On January 24, 2018 -- I was called into the office (lol! Wait I forgot to tell you guys that I started working from home)

Okay let’s rewind… after I returned to the office I was given an option -- to share an office with 2-3 other people WHILE NEEDING TO PUMP BREAST MILK AT THE OFFICE and having to ask them to leave. (I’m pretty sure that’s illegal but whatever.) or the other option was to work from home and come into the office for meetings. Of course this mama wanted to stay at home while the kids were at daycare I pictured all the work I could get done at home without any interruption. 
So 6 months into me returning back from maternity leave I was given the option to either be laid off or to move to a different state to work at the corporate location. 

…….how did I end up here?
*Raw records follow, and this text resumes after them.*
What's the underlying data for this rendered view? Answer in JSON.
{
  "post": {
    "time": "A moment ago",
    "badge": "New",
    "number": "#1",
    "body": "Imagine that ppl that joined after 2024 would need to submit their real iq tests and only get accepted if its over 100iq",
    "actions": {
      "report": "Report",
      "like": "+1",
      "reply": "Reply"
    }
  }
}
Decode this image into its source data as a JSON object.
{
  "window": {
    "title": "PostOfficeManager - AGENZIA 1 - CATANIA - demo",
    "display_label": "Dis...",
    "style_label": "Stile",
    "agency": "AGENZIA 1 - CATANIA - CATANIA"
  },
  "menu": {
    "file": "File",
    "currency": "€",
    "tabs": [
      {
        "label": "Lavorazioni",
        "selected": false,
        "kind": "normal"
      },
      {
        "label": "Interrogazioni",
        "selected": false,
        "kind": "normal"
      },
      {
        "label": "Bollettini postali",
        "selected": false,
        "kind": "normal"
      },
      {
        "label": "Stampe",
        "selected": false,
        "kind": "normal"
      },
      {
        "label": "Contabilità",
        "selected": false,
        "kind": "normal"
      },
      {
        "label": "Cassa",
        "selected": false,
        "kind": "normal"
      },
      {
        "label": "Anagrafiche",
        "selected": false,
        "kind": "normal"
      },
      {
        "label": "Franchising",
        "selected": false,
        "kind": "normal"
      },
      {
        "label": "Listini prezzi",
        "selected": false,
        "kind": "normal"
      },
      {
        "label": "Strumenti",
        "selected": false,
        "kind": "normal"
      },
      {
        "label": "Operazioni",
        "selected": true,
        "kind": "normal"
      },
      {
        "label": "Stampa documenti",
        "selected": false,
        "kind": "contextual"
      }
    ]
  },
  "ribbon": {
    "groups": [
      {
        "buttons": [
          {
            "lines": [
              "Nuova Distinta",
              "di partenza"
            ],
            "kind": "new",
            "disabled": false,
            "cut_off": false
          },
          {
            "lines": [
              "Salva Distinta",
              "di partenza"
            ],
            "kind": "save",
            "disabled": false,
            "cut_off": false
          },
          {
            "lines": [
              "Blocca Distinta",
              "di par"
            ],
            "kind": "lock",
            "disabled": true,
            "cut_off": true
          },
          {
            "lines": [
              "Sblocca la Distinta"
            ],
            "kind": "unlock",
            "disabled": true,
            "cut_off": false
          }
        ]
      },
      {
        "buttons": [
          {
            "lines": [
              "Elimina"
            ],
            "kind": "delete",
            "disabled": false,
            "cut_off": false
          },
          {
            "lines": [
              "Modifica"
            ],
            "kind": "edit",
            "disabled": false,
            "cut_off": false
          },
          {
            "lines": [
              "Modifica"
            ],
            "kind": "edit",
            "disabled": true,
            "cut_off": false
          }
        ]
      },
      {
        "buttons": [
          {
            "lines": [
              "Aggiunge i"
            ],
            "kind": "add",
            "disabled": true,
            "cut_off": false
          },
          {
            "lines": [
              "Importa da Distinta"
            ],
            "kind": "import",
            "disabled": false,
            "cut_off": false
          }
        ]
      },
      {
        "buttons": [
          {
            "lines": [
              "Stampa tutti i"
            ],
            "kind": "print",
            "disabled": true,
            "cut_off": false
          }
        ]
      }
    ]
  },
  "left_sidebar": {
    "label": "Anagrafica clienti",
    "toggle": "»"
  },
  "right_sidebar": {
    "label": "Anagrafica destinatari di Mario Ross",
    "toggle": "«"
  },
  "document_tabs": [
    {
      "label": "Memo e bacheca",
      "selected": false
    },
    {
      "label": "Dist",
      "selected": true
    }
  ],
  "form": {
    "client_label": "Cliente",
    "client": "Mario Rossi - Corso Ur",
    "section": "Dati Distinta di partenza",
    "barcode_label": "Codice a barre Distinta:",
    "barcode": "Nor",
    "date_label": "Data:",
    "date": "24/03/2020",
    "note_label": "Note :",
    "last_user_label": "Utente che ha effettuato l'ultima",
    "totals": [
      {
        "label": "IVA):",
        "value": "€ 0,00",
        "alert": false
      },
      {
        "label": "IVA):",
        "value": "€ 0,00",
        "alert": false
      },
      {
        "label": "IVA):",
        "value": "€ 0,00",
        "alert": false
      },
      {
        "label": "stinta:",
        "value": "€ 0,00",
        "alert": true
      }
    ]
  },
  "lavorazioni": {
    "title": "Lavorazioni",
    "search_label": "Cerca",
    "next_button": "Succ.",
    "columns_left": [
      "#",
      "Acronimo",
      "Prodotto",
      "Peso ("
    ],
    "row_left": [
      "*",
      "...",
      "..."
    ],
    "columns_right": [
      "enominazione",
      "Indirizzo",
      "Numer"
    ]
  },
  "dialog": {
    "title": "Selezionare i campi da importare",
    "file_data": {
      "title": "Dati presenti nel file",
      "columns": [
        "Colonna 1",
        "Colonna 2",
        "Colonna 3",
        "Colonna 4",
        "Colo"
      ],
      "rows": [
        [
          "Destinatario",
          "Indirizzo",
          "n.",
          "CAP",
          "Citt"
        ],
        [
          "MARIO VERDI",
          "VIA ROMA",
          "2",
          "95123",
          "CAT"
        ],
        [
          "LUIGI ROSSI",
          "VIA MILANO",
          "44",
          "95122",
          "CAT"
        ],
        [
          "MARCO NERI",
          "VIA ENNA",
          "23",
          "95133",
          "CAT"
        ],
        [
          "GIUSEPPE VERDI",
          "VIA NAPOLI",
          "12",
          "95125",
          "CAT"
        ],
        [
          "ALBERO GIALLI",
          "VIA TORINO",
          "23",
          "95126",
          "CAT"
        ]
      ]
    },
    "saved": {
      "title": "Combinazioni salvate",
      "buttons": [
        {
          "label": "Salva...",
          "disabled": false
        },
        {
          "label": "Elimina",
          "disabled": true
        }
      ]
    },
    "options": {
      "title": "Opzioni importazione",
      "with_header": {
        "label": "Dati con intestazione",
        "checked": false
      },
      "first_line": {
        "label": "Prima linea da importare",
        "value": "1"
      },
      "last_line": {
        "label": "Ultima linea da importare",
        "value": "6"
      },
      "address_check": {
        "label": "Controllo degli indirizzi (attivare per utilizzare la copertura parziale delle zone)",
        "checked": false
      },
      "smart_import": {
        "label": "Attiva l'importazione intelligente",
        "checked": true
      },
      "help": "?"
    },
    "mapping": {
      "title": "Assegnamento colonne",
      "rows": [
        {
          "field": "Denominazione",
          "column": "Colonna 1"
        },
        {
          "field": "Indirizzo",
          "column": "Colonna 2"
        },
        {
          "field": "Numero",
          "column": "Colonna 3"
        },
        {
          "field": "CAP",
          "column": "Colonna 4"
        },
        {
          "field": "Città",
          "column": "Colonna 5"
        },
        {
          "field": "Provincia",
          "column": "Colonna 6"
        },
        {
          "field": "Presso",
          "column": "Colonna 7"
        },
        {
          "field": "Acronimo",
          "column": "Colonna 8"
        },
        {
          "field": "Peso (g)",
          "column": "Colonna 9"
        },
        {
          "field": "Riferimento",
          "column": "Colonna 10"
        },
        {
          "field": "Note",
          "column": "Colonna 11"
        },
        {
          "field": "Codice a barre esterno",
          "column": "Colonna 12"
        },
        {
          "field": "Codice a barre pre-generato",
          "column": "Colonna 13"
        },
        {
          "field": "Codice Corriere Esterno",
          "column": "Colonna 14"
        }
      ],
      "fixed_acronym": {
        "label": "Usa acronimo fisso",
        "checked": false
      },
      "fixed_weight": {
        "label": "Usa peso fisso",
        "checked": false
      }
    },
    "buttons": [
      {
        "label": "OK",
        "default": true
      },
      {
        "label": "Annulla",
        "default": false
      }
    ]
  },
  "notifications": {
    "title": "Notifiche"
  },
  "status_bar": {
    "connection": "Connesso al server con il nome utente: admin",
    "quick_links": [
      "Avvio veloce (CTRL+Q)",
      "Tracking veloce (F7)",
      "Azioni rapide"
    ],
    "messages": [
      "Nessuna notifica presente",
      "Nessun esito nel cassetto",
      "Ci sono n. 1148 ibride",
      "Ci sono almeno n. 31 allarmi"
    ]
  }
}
I was just working at IBM (Fortune 100 company) where I was pictured as a somewhat successful graduate. Now you’re telling me I’m being laid off at a position I’ve been at for almost 2 years because of internal issues. This was not the life I pictured. The day before I was officially laid off -- I text my best friend and told her “I feel like I’m going to get fired. I’ve never had this feeling before but I know it’s going to happen”. Well I didn’t exactly get fired but I was let go of a job that I put my all into. 

I came to the thought of the company no longer being satisfied with my work besides the fact I just had given birth again -- no maternity leave pay or anything that would affect the company. But it was time for me to move forward and I would have never pushed myself to an uncomfortable position to experience entrepreneurship full time. 
Oh how I thought I was so really to venture out into this full time entrepreneur. I was wrong. Yes I am an entrepreneur but I am still working at perfecting my processes and automation -- I look at IG influencers and bloggers and I'm like dang they have it so much together but in reality no one really does. As I plan for The Mommy Plug for be such a "perfect blog" -- I have to take a step back and realize that social media does not defines my life.